Current laws that protect adults who, due to dementia, accident or intellectual disability, are unable to make decisions for themselves or exercise their legal capacity, are contained in the 1871 Lunacy Regulations Ireland Act.
The Department of Justice has said this Act is outdated, inappropriate and in need of urgent reform.
Minister for Justice Dermot Ahern announced details of the new legislation in February and said it would be published by Easter. But the Department has now said it hopes to publish the Bill by the end of the year, “if possible”.

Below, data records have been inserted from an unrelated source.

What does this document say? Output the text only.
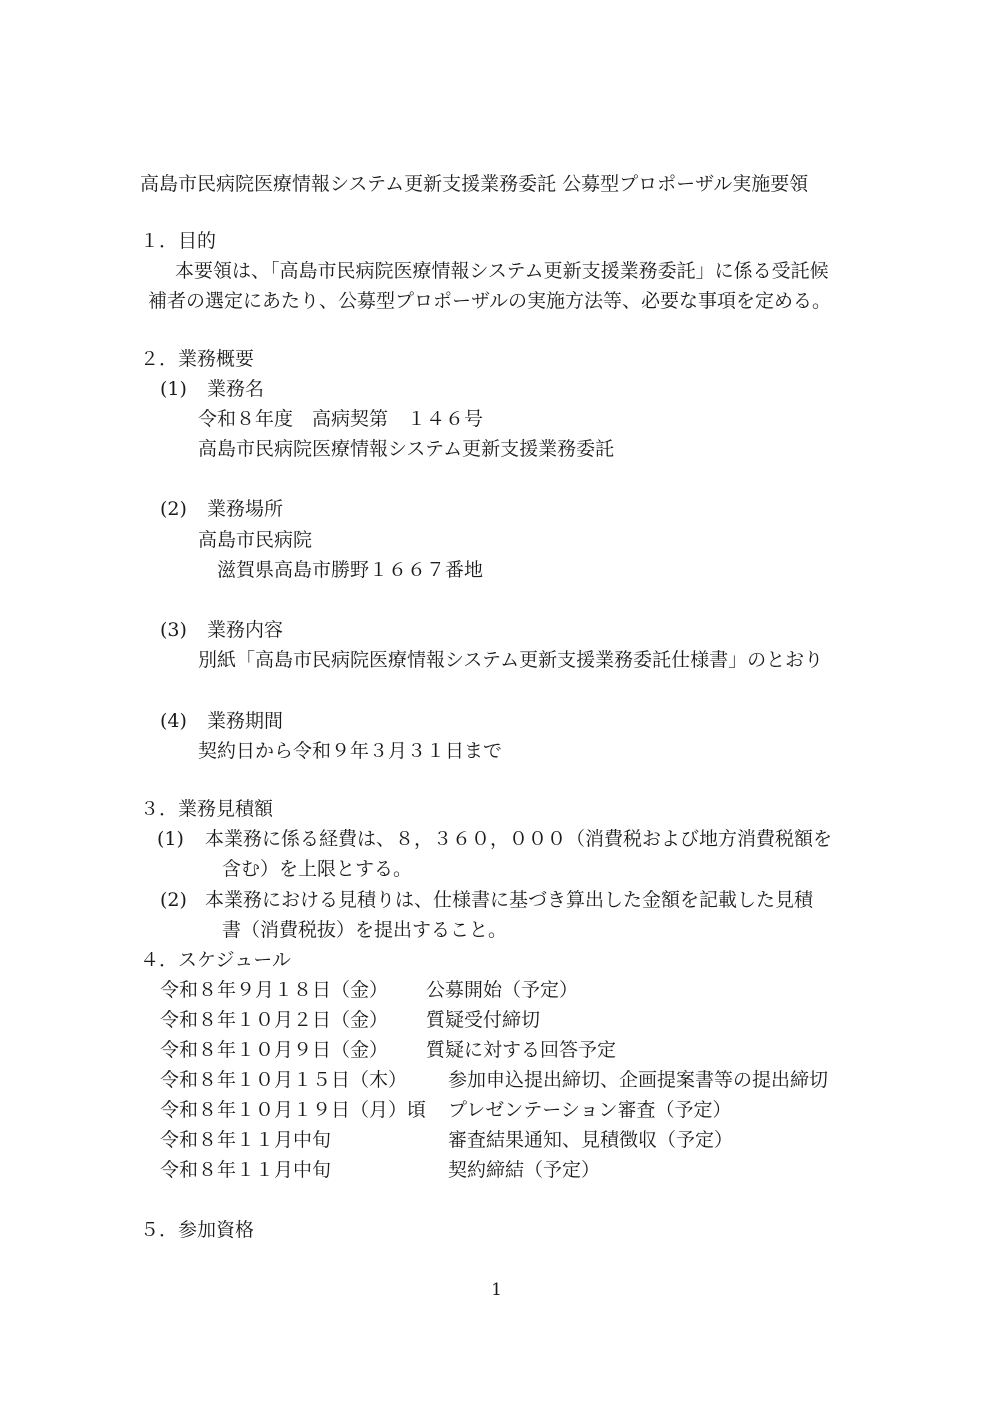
高島市民病院医療情報システム更新支援業務委託 公募型プロポーザル実施要領
１．目的
本要領は、「高島市民病院医療情報システム更新支援業務委託」に係る受託候
補者の選定にあたり、公募型プロポーザルの実施方法等、必要な事項を定める。
２．業務概要
(1) 業務名
令和８年度　高病契第　１４６号
高島市民病院医療情報システム更新支援業務委託
(2) 業務場所
高島市民病院
滋賀県高島市勝野１６６７番地
(3) 業務内容
別紙「高島市民病院医療情報システム更新支援業務委託仕様書」のとおり
(4) 業務期間
契約日から令和９年３月３１日まで
３．業務見積額
(1) 本業務に係る経費は、８，３６０，０００（消費税および地方消費税額を
含む）を上限とする。
(2) 本業務における見積りは、仕様書に基づき算出した金額を記載した見積
書（消費税抜）を提出すること。
４．スケジュール
令和８年９月１８日（金） 公募開始（予定）
令和８年１０月２日（金） 質疑受付締切
令和８年１０月９日（金） 質疑に対する回答予定
令和８年１０月１５日（木） 参加申込提出締切、企画提案書等の提出締切
令和８年１０月１９日（月）頃 プレゼンテーション審査（予定）
令和８年１１月中旬	審査結果通知、見積徴収（予定）
令和８年１１月中旬	契約締結（予定）
５．参加資格
1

A new Office of Public Guardian is to be established under the legislation. The primary role of the office would be to supervise and monitor the duties of court-appointed personal guardians, replacing the ward of court system. The office would also prepare codes of practice on a range of matters including codes for financial institutions to help safeguard older people against financial abuse.
The legislation would presume that a person had capacity and the person would not be treated as unable to make a decision unless all practicable steps to help that person make a decision had been taken without success.
Capacity would be understood in terms of a person’s ability to make a specific decision at a specific time, and would allow for the possibility that the loss of capacity could be temporary or permanent and that other decisions could still be made.
Under the Lunacy Act, a person is made a ward of the court and is unable to make decisions on a wide range of issues.
The Bill would also unify these measures with legislation on enduring powers of attorney, where a person can pass decision-making powers to another person while they are still alive in the knowledge that their deteriorating health would impair their decision-making capacity in the future.
It also provides for an offence of ill-treatment or neglect by the person appointed as attorney or personal guardian.
Law Reform Commissioner Patricia Rickard-Clarke said it was important to minimise the abuse of older people and the new legislation would strengthen their position. “It is a great improvement in its functional approach towards capacity,” she said. “It is no longer all or nothing.”
A spokesman for Age Action Ireland said the Bill needed to be implemented urgently to protect the vulnerable, regardless of their age.
“We are working with legislation from 1871,” the spokesman said. “This is about modernising legislation to promote people’s welfare.”